Contents | Prev | Next

2.2 Character literals

Character literals are symbols that represent single characters, and can take one of three different forms:

  1. enclosed by single quotes (')
  2. enclosed by double quotes (")
  3. prefixed by the pound sign (#)

Character Literals Enclosed By Single Quotes

Character literals can be formed by enclosing, the character being represented, in single quotes. NOTE: Single quote characters, in character literals enclosed in single quotes, are represented by a pair of single quote characters. So

   'A' represents the character A

and

   '''' represents the character '

Character literals are case-sensitive so 'X' is not equal to 'x'.

NOTE: In Standard Pascal (ISO/IEC 7185) character literals must be enclosed in single quotes (').

Character Literals Enclosed By Double Quotes

Character literals can be formed by enclosing, the character being represented, in double quotes. NOTE: Double quote characters, in character literals enclosed by double quotes, are represented as a pair of double quote characters. So

   "A" represents the character A

and

   """" represents the character "

This second form of character literals, is an extension to Standard Pascal, and is provided mainly to make it easy to represent characters containing single quotes (i.e. you can enclose character literals representing single quotes with double quotes without using double single quotes like "'" instead of ''''.

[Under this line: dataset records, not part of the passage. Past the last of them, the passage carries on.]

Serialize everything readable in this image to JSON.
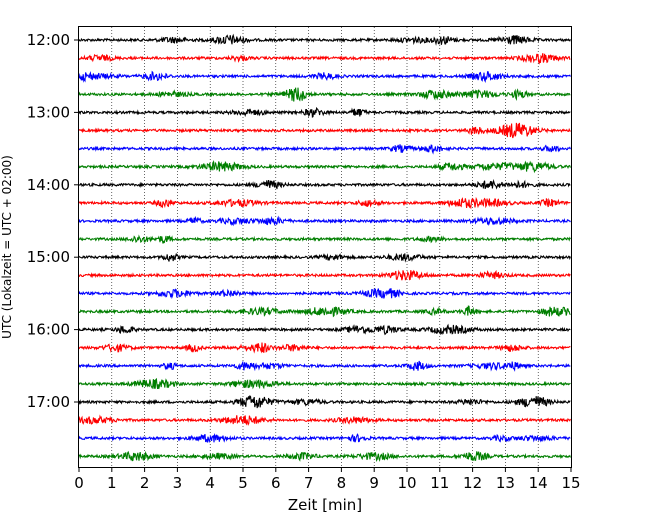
{
  "chart_data": {
    "type": "line",
    "title": "",
    "xlabel": "Zeit  [min]",
    "ylabel": "UTC (Lokalzeit = UTC + 02:00)",
    "xlim": [
      0,
      15
    ],
    "x_ticks": [
      "0",
      "1",
      "2",
      "3",
      "4",
      "5",
      "6",
      "7",
      "8",
      "9",
      "10",
      "11",
      "12",
      "13",
      "14",
      "15"
    ],
    "y_ticks": [
      "12:00",
      "13:00",
      "14:00",
      "15:00",
      "16:00",
      "17:00"
    ],
    "grid": "vertical-dotted",
    "trace_interval_min": 15,
    "trace_count": 24,
    "trace_colors": [
      "#000000",
      "#ff0000",
      "#0000ff",
      "#007f00"
    ],
    "traces": [
      {
        "start": "12:00",
        "color": "#000000"
      },
      {
        "start": "12:15",
        "color": "#ff0000"
      },
      {
        "start": "12:30",
        "color": "#0000ff"
      },
      {
        "start": "12:45",
        "color": "#007f00"
      },
      {
        "start": "13:00",
        "color": "#000000"
      },
      {
        "start": "13:15",
        "color": "#ff0000"
      },
      {
        "start": "13:30",
        "color": "#0000ff"
      },
      {
        "start": "13:45",
        "color": "#007f00"
      },
      {
        "start": "14:00",
        "color": "#000000"
      },
      {
        "start": "14:15",
        "color": "#ff0000"
      },
      {
        "start": "14:30",
        "color": "#0000ff"
      },
      {
        "start": "14:45",
        "color": "#007f00"
      },
      {
        "start": "15:00",
        "color": "#000000"
      },
      {
        "start": "15:15",
        "color": "#ff0000"
      },
      {
        "start": "15:30",
        "color": "#0000ff"
      },
      {
        "start": "15:45",
        "color": "#007f00"
      },
      {
        "start": "16:00",
        "color": "#000000"
      },
      {
        "start": "16:15",
        "color": "#ff0000"
      },
      {
        "start": "16:30",
        "color": "#0000ff"
      },
      {
        "start": "16:45",
        "color": "#007f00"
      },
      {
        "start": "17:00",
        "color": "#000000"
      },
      {
        "start": "17:15",
        "color": "#ff0000"
      },
      {
        "start": "17:30",
        "color": "#0000ff"
      },
      {
        "start": "17:45",
        "color": "#007f00"
      }
    ]
  }
}
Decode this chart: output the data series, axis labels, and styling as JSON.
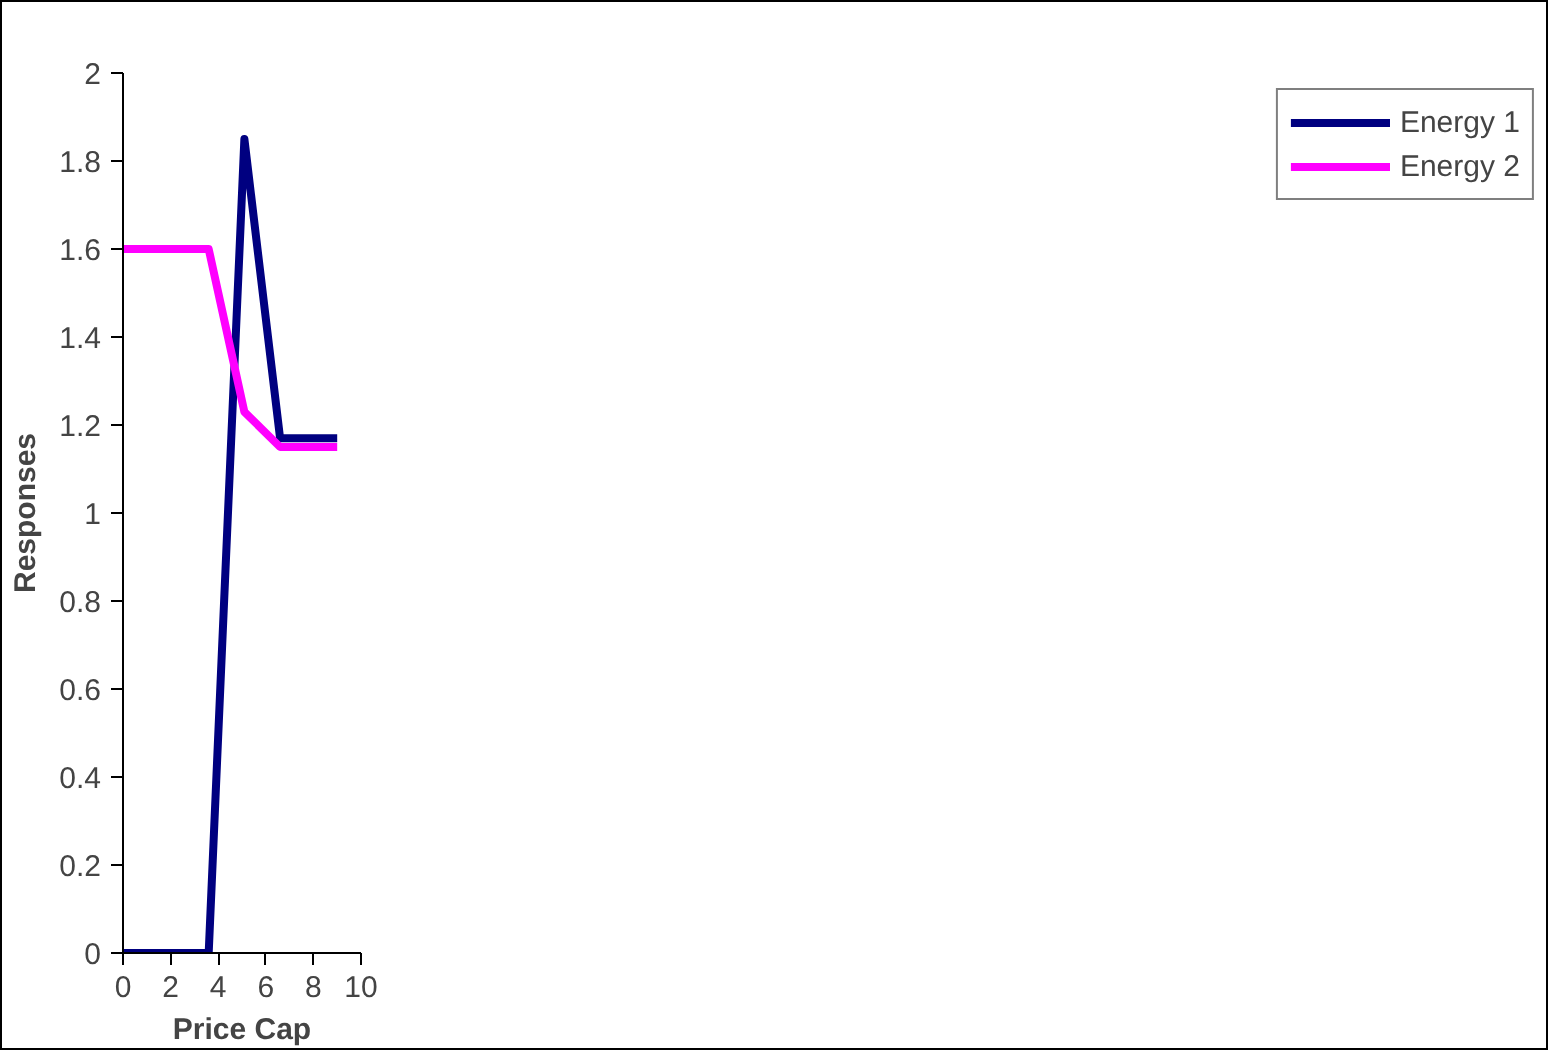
{
  "chart_data": {
    "type": "line",
    "xlabel": "Price Cap",
    "ylabel": "Responses",
    "x": [
      0,
      3.6,
      5.1,
      6.6,
      9
    ],
    "series": [
      {
        "name": "Energy 1",
        "color": "#000080",
        "values": [
          0,
          0,
          1.85,
          1.17,
          1.17
        ]
      },
      {
        "name": "Energy 2",
        "color": "#ff00ff",
        "values": [
          1.6,
          1.6,
          1.23,
          1.15,
          1.15
        ]
      }
    ],
    "xlim": [
      0,
      10
    ],
    "xticks": [
      0,
      2,
      4,
      6,
      8,
      10
    ],
    "ylim": [
      0,
      2
    ],
    "yticks": [
      0,
      {
        "value": 0.2,
        "label": "0.2"
      },
      {
        "value": 0.4,
        "label": "0.4"
      },
      {
        "value": 0.6,
        "label": "0.6"
      },
      {
        "value": 0.8,
        "label": "0.8"
      },
      1,
      {
        "value": 1.2,
        "label": "1.2"
      },
      {
        "value": 1.4,
        "label": "1.4"
      },
      {
        "value": 1.6,
        "label": "1.6"
      },
      {
        "value": 1.8,
        "label": "1.8"
      },
      2
    ],
    "grid": false,
    "legend": "right",
    "marker": "none",
    "line_style": "solid"
  }
}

Character Literals prefixed By The Pound Sign

Character literals can be formed by prefixing, the ordinal value of the character being represented, by the pound sign (#). So

   #65 represents the character with ordinal value 65 (i.e. A)

and

   #9 represents the character with ordinal value 5 (i.e. the tab character

Examples

   'A'    '+'    ' '    ''''     '"'
   "A"    "+"    " "    "'"      """"
   #65    #43    #32    #39      #34

Syntax

   character-literal = ''' string-element-one ''' |
                            '"' string-element-two '"' |
                            '#' character-code

   character-code = digit-sequence

   digit = '0' | '1' | '2' | '3' | '4' | '5' | '6' | '7' | '8' | '9'

   digit-sequence = digit { digit }

   printable-character = any character (including a space) that has a visual representation.

   string-element-one = '''' | printable-character

   string-element-two = '""' | printable-character

NOTE: The production for printable-character doesn't use the usual notation because:

  1. it's tedious to write out every possible printable character and
  2. the definition for a printable character depends on the character set being used.